Уединенная жизнь в Персии и Грузии совершенно преобразила характер Грибоедова. Он не хотел появляться более в свете, посвятил себя наукам и, при необыкновенной памяти и прилежании, приобрел глубокие познания, продолжая изучать то, чему положены были хорошие начала профессором Буле. Грибоедов, сверх занятий изящною словесностью и поэзиею, трудился беспрестанно над изучением предметов важных. Правоведение, философия, история, политические и финансовые науки составляли его всегдашнее упражнение. Он читал не для препровождения времени, но для того, чтобы научаться, и умел из всего извлекать полезное для ума и сердца. Изъясняясь приятно и правильно на всех языках, он отлично хорошо говорил по-русски, достоинство весьма редкое между образованными русскими. Красноречие его, всегда пламенное, было убедительно, потому что основывалось на здравом смысле и глубокой учености. Трудно было не согласиться с ним в мнении. Он имел особенный дар, как все необыкновенные люди, убеждать и привлекать сердца. Знать его было то же, что любить. Более всего привязывало к нему его непритворное добродушие, которое, при необыкновенном уме, действовало на сердце, как теплота на природу. От того-то, во время пребывания своего в Петербурге, Грибоедов, почувствовав ничтожность светских связей, подружился с литераторами и любителями наук и словесности, снискал их привязанность и уважение и жил только в литературном кругу. Грибоедова не умели ценить в свете, не умели ценить его и некоторые литераторы, которые думают возвыситься тем, что выходят из природного своего круга и в приемных и гостиных ищут награды за свои труды, в благосклонности людей, не постигающих другого достоинства в человеке, кроме связей, богатства и почестей. Грибоедов был выше всех этих мелочей: они казались ему смешными и жалкими, столько же, как и люди, забывающие для них предопределение таланта. Он купил познание света опытностию; чтил и уважал звание и почести в людях заслуженных и достойных и никогда не склонял чела перед временными любимцами фортуны или счастливыми пронырами. Разумеется, что с этими чувствами Грибоедов долженствовал иметь врагов. Он имел их, не сделав никому ни малейшего зла, но единственно за то, что был выше других умом и душою. За это самое Сократ испил цикуту.

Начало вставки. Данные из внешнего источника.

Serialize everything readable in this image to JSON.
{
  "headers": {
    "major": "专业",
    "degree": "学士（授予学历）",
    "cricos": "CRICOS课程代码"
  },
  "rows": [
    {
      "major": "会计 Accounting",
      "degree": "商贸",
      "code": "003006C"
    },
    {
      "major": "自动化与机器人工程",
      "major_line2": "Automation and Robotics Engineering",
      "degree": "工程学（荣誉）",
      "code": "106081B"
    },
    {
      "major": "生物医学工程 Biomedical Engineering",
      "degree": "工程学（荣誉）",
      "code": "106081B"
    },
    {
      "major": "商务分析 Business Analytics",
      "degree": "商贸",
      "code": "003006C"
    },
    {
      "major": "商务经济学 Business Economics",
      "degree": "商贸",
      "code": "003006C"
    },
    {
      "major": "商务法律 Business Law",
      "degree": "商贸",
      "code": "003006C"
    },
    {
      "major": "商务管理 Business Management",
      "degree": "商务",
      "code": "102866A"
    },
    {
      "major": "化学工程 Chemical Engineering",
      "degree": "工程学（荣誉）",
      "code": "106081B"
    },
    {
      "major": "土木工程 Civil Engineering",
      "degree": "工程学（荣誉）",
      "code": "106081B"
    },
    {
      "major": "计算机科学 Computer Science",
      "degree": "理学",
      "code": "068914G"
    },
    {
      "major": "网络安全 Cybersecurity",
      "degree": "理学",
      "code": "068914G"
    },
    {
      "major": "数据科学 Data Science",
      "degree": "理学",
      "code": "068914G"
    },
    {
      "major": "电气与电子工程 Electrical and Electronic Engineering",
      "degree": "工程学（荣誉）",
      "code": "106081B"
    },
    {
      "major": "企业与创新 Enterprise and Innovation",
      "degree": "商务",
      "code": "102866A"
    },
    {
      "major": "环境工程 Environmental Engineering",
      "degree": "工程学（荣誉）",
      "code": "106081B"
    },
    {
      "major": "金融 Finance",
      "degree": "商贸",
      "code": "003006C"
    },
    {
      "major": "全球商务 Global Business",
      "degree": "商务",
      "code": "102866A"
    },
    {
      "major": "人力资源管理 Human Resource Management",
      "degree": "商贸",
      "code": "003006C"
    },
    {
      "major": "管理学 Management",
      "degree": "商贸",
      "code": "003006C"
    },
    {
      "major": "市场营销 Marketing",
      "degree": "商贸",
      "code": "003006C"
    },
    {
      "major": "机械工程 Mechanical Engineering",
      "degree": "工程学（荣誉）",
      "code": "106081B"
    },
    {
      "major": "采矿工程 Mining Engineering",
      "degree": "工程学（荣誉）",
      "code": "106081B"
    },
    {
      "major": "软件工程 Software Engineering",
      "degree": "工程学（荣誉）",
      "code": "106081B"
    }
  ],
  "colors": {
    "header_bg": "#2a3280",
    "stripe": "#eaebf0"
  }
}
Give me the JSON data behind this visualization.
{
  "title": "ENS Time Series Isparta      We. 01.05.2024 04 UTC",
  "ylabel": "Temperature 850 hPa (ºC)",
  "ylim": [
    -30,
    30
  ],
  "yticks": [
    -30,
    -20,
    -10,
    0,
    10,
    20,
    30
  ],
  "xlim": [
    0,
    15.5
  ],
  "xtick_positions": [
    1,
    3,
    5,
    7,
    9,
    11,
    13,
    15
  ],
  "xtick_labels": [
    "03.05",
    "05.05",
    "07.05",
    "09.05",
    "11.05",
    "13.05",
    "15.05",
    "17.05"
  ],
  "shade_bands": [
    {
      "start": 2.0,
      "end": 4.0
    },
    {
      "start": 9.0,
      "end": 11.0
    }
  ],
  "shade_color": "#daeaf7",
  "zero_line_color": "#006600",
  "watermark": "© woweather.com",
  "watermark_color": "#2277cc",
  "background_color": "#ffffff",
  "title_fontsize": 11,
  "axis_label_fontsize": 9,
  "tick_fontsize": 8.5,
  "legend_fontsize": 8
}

Грибоедов написал в это время прекрасное стихотворение на балет «Руслан и Людмила», напечатанное в «Сыне Отечества», и перевел пролог к Гетеву «Фаусту», напечатанный в альманахе «Полярная звезда»102
. Он отказался от намерения ехать за границу и решился возвратиться в Грузию, побывав в Южной России и в Крыму. Он любил величественную природу Грузии. Возвратясь туда, он был в экспедиции с генералом Вельяминовым против горских народов, в 1825 году, и в виду вершин Кавказа и неприятельского стана написал прелестное стихотворение «Хищники на Чегеме», напечатанное в «Северной пчеле»103.Происшествия, опечалившие Россию в конце 1825 года, потребовали присутствия его в Петербурге104
. Не знали Грибоедова и узнали его. Благородный образ мыслей, откровенность и чистота всех дел его и помыслов снискали ему милостивое внимание правосудного и великодушного монарха. Грибоедов имел счастье представляться государю императору и с этой минуты душою полюбил августейшего монарха, как государя и как человека. При отправлении на службу, по собственному его желанию, обратно в Грузию, Грибоедов всемилостивейше награжден чином надворного советника, 8 июня 1826 года.В это время он жил со мною, на даче, в уединенном домике на Выборгской стороне105
, видался только с близкими людьми, проводил время в чтении, в дружеской беседе, в прогулках106 и занимался музыкою. Все изящное имело доступ к душе Грибоедова; он страстно любил музыку, будучи сам искусен в игре на фортепиано. Фантазии его и импровизации отзывались глубоким чувством меланхолии.